Carl Feynman 28 Mar 2023 17:14 UTC
28 points
9
Models with long-term memory are very hard to train. Instead of being able to compute a weight update after seeing a single input, you have to run in a long loop of ”put thing in memory, take thing out, compute with it, etc” before you can compute a weight update. It’s not a priori impossible, but nobody’s managed to get it to work. Evolution has figured out how to do it because it’s willing to waste an entire lifetime to get a single noisy update.
People have been working on this for years. It’s remarkable (in retrospect, to me) that we’ve gotten as far as we have without long term memory.
- jacopo 28 Mar 2023 19:42 UTC
  3 points
  0
  Parent
  Isn’t that the point of the original transformer paper? I have not actually read it, just going by summaries read here and there.
  
  If I don’t misremember RNN should be expecially difficult to train in parallel
  - Carl Feynman 28 Mar 2023 23:41 UTC
    5 points
    0
    Parent
    Transformers take O(n^2) computation for a context window of size n, because they effectively feed everything inside the context window to every layer. It provides the benefits of a small memory, but it doesn’t scale.
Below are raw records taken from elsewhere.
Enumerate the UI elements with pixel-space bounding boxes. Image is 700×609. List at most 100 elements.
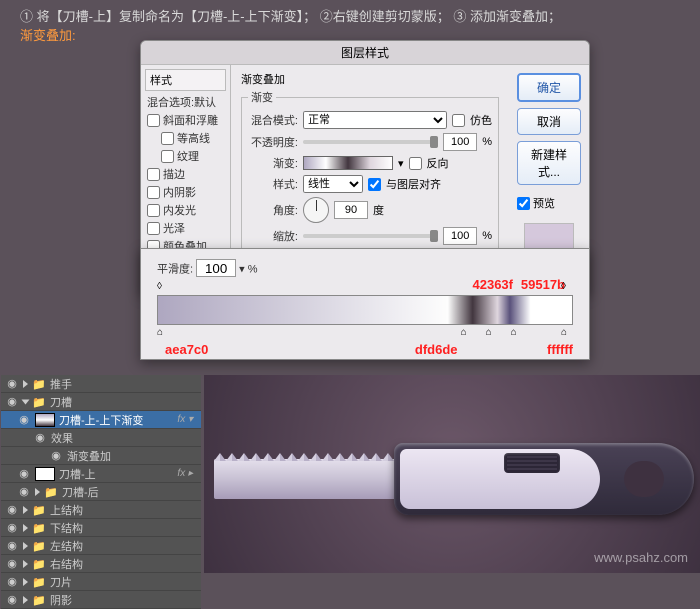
visibility-icon[interactable]: ◉ — [49, 449, 63, 463]
angle-input[interactable] — [334, 201, 368, 219]
layer-row[interactable]: ◉📁刀片 — [1, 573, 201, 591]
visibility-icon[interactable]: ◉ — [5, 503, 19, 517]
opacity-input[interactable] — [443, 133, 477, 151]
expand-icon[interactable] — [23, 560, 28, 568]
blend-default[interactable]: 混合选项:默认 — [145, 93, 226, 111]
layer-row[interactable]: ◉📁上结构 — [1, 501, 201, 519]
opacity-label: 不透明度: — [248, 134, 298, 150]
stop-label-2: 42363f — [473, 277, 513, 292]
expand-icon[interactable] — [23, 542, 28, 550]
style-stroke[interactable]: 描边 — [145, 165, 226, 183]
visibility-icon[interactable]: ◉ — [17, 485, 31, 499]
knife-grip — [504, 453, 560, 473]
visibility-icon[interactable]: ◉ — [5, 395, 19, 409]
style-satin[interactable]: 光泽 — [145, 219, 226, 237]
visibility-icon[interactable]: ◉ — [5, 575, 19, 589]
folder-icon: 📁 — [32, 558, 46, 570]
style-satin-check[interactable] — [147, 222, 160, 235]
visibility-icon[interactable]: ◉ — [5, 539, 19, 553]
style-bevel-check[interactable] — [147, 114, 160, 127]
knife-illustration — [214, 433, 694, 523]
expand-icon[interactable] — [23, 578, 28, 586]
folder-icon: 📁 — [44, 486, 58, 498]
stop-label-3: 59517b — [521, 277, 565, 292]
fx-badge[interactable]: fx ▸ — [177, 468, 197, 479]
style-inner-shadow-check[interactable] — [147, 186, 160, 199]
gradient-preview[interactable] — [303, 156, 393, 170]
stop-label-1: aea7c0 — [165, 342, 208, 357]
style-inner-glow-check[interactable] — [147, 204, 160, 217]
styles-header[interactable]: 样式 — [145, 69, 226, 91]
layer-row[interactable]: ◉📁推手 — [1, 375, 201, 393]
angle-dial[interactable] — [303, 197, 329, 223]
layer-row[interactable]: ◉📁刀槽-后 — [1, 483, 201, 501]
visibility-icon[interactable]: ◉ — [5, 521, 19, 535]
style-texture[interactable]: 纹理 — [145, 147, 226, 165]
align-label: 与图层对齐 — [386, 176, 441, 192]
align-check[interactable] — [368, 178, 381, 191]
expand-icon[interactable] — [35, 488, 40, 496]
knife-blade — [214, 459, 414, 499]
expand-icon[interactable] — [22, 399, 30, 404]
watermark: www.psahz.com — [594, 550, 688, 565]
fx-badge[interactable]: fx ▾ — [177, 414, 197, 425]
style-type-select[interactable]: 线性 — [303, 175, 363, 193]
folder-icon: 📁 — [32, 396, 46, 408]
style-texture-check[interactable] — [161, 150, 174, 163]
smoothness-input[interactable] — [196, 259, 236, 277]
expand-icon[interactable] — [23, 524, 28, 532]
layer-row-selected[interactable]: ◉刀槽-上-上下渐变fx ▾ — [1, 411, 201, 429]
new-style-button[interactable]: 新建样式... — [517, 141, 581, 185]
gradient-bar[interactable] — [157, 295, 573, 325]
ok-button[interactable]: 确定 — [517, 73, 581, 102]
opacity-stop-right[interactable]: ◊ — [561, 281, 573, 295]
style-inner-shadow[interactable]: 内阴影 — [145, 183, 226, 201]
layer-row[interactable]: ◉刀槽-上fx ▸ — [1, 465, 201, 483]
expand-icon[interactable] — [23, 380, 28, 388]
color-stop-5[interactable]: ⌂ — [561, 327, 573, 341]
style-stroke-check[interactable] — [147, 168, 160, 181]
folder-icon: 📁 — [32, 540, 46, 552]
scale-input[interactable] — [443, 227, 477, 245]
visibility-icon[interactable]: ◉ — [33, 431, 47, 445]
layer-row[interactable]: ◉📁下结构 — [1, 519, 201, 537]
layer-thumb — [35, 467, 55, 481]
layer-fx-row[interactable]: ◉效果 — [1, 429, 201, 447]
layer-row[interactable]: ◉📁左结构 — [1, 537, 201, 555]
blend-mode-select[interactable]: 正常 — [303, 111, 447, 129]
style-inner-glow[interactable]: 内发光 — [145, 201, 226, 219]
style-contour[interactable]: 等高线 — [145, 129, 226, 147]
stop-label-5: ffffff — [547, 342, 573, 357]
opacity-slider[interactable] — [303, 140, 438, 144]
gradient-dropdown-icon[interactable]: ▾ — [398, 157, 404, 170]
layer-fx-row[interactable]: ◉渐变叠加 — [1, 447, 201, 465]
opacity-stop-left[interactable]: ◊ — [157, 281, 169, 295]
preview-label: 预览 — [533, 195, 555, 211]
dither-check[interactable] — [452, 114, 465, 127]
visibility-icon[interactable]: ◉ — [5, 377, 19, 391]
layer-row[interactable]: ◉📁刀槽 — [1, 393, 201, 411]
expand-icon[interactable] — [23, 506, 28, 514]
visibility-icon[interactable]: ◉ — [17, 413, 31, 427]
visibility-icon[interactable]: ◉ — [5, 593, 19, 607]
color-stop-2[interactable]: ⌂ — [461, 327, 473, 341]
visibility-icon[interactable]: ◉ — [17, 467, 31, 481]
reverse-check[interactable] — [409, 157, 422, 170]
layer-row[interactable]: ◉📁右结构 — [1, 555, 201, 573]
preview-check[interactable] — [517, 197, 530, 210]
folder-icon: 📁 — [32, 504, 46, 516]
visibility-icon[interactable]: ◉ — [5, 557, 19, 571]
color-stop-1[interactable]: ⌂ — [157, 327, 169, 341]
expand-icon[interactable] — [23, 596, 28, 604]
folder-icon: 📁 — [32, 594, 46, 606]
folder-icon: 📁 — [32, 522, 46, 534]
color-stop-4[interactable]: ⌂ — [511, 327, 523, 341]
scale-slider[interactable] — [303, 234, 438, 238]
cancel-button[interactable]: 取消 — [517, 108, 581, 135]
color-stop-3[interactable]: ⌂ — [486, 327, 498, 341]
gradient-editor: 平滑度: ▾ % 42363f 59517b ◊ ◊ ⌂ ⌂ ⌂ ⌂ ⌂ aea… — [140, 248, 590, 360]
layer-row[interactable]: ◉📁阴影 — [1, 591, 201, 609]
section-title: 渐变叠加 — [241, 71, 499, 87]
style-contour-check[interactable] — [161, 132, 174, 145]
style-bevel[interactable]: 斜面和浮雕 — [145, 111, 226, 129]
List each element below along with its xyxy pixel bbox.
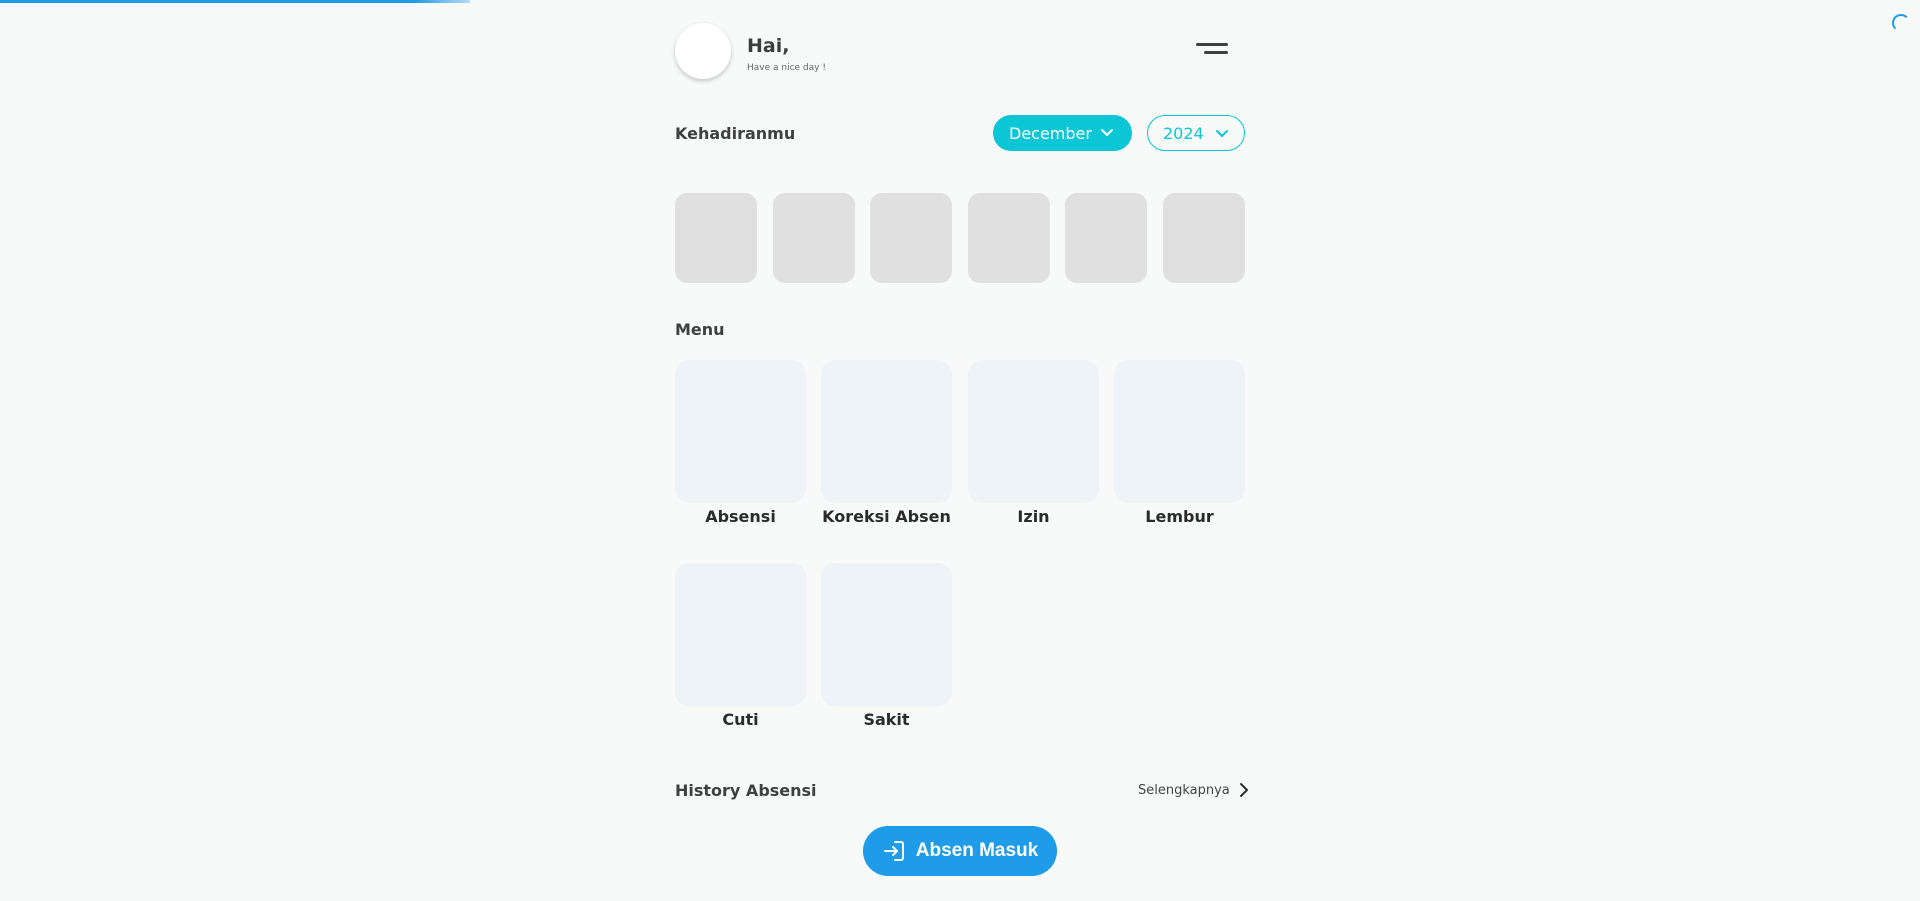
- greeting-subtitle: Have a nice day !: [747, 63, 826, 73]
- month-select[interactable]: December: [993, 115, 1132, 151]
- loading-spinner-icon: [1892, 14, 1910, 32]
- menu-card: [821, 360, 952, 503]
- menu-card: [821, 563, 952, 706]
- chevron-down-icon: [1216, 130, 1228, 137]
- menu-title: Menu: [675, 320, 725, 339]
- menu-item-label: Sakit: [863, 710, 910, 729]
- greeting-title: Hai,: [747, 35, 790, 57]
- menu-item-label: Lembur: [1145, 507, 1214, 526]
- menu-item-absensi[interactable]: Absensi: [675, 360, 806, 526]
- menu-item-label: Izin: [1017, 507, 1050, 526]
- menu-item-sakit[interactable]: Sakit: [821, 563, 952, 729]
- menu-item-lembur[interactable]: Lembur: [1114, 360, 1245, 526]
- menu-card: [968, 360, 1099, 503]
- menu-item-koreksi-absen[interactable]: Koreksi Absen: [821, 360, 952, 526]
- attendance-card-skeleton: [772, 193, 855, 283]
- menu-item-label: Koreksi Absen: [822, 507, 951, 526]
- chevron-right-icon: [1239, 783, 1248, 797]
- attendance-card-skeleton: [870, 193, 953, 283]
- attendance-title: Kehadiranmu: [675, 124, 796, 143]
- menu-card: [1114, 360, 1245, 503]
- menu-item-izin[interactable]: Izin: [968, 360, 1099, 526]
- see-more-label: Selengkapnya: [1138, 782, 1230, 798]
- header: Hai, Have a nice day !: [675, 23, 1245, 81]
- attendance-card-skeleton: [675, 193, 757, 283]
- year-select[interactable]: 2024: [1147, 115, 1245, 151]
- absen-masuk-label: Absen Masuk: [915, 840, 1039, 861]
- attendance-card-skeleton: [967, 193, 1050, 283]
- attendance-summary-row: [675, 193, 1245, 283]
- menu-card: [675, 563, 806, 706]
- attendance-card-skeleton: [1162, 193, 1245, 283]
- menu-item-label: Cuti: [722, 710, 759, 729]
- see-more-link[interactable]: Selengkapnya: [1138, 782, 1252, 798]
- avatar[interactable]: [675, 23, 731, 79]
- menu-item-cuti[interactable]: Cuti: [675, 563, 806, 729]
- main-container: Hai, Have a nice day ! Kehadiranmu Decem…: [675, 0, 1248, 901]
- month-select-value: December: [1009, 123, 1092, 143]
- menu-card: [675, 360, 806, 503]
- login-icon: [883, 841, 904, 861]
- hamburger-icon[interactable]: [1196, 43, 1232, 59]
- year-select-value: 2024: [1163, 123, 1204, 143]
- chevron-down-icon: [1101, 129, 1113, 136]
- attendance-card-skeleton: [1065, 193, 1148, 283]
- menu-item-label: Absensi: [705, 507, 776, 526]
- absen-masuk-button[interactable]: Absen Masuk: [863, 826, 1057, 876]
- history-title: History Absensi: [675, 781, 817, 800]
- page-loading-progress-bar: [0, 0, 471, 3]
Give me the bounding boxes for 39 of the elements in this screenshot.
It has no way of remembering things from before the context window, so it’s like a human with a busted hippocampus (Korsakoff’s syndrome) who can‘t make new memories.
- Noosphere89 28 Mar 2023 17:29 UTC
  3 points
  2
  Parent
  I suspect much of the reason we didn’t need much long term memory is that we can increase the context window pretty cheaply, thus long-term memory is deprioritized.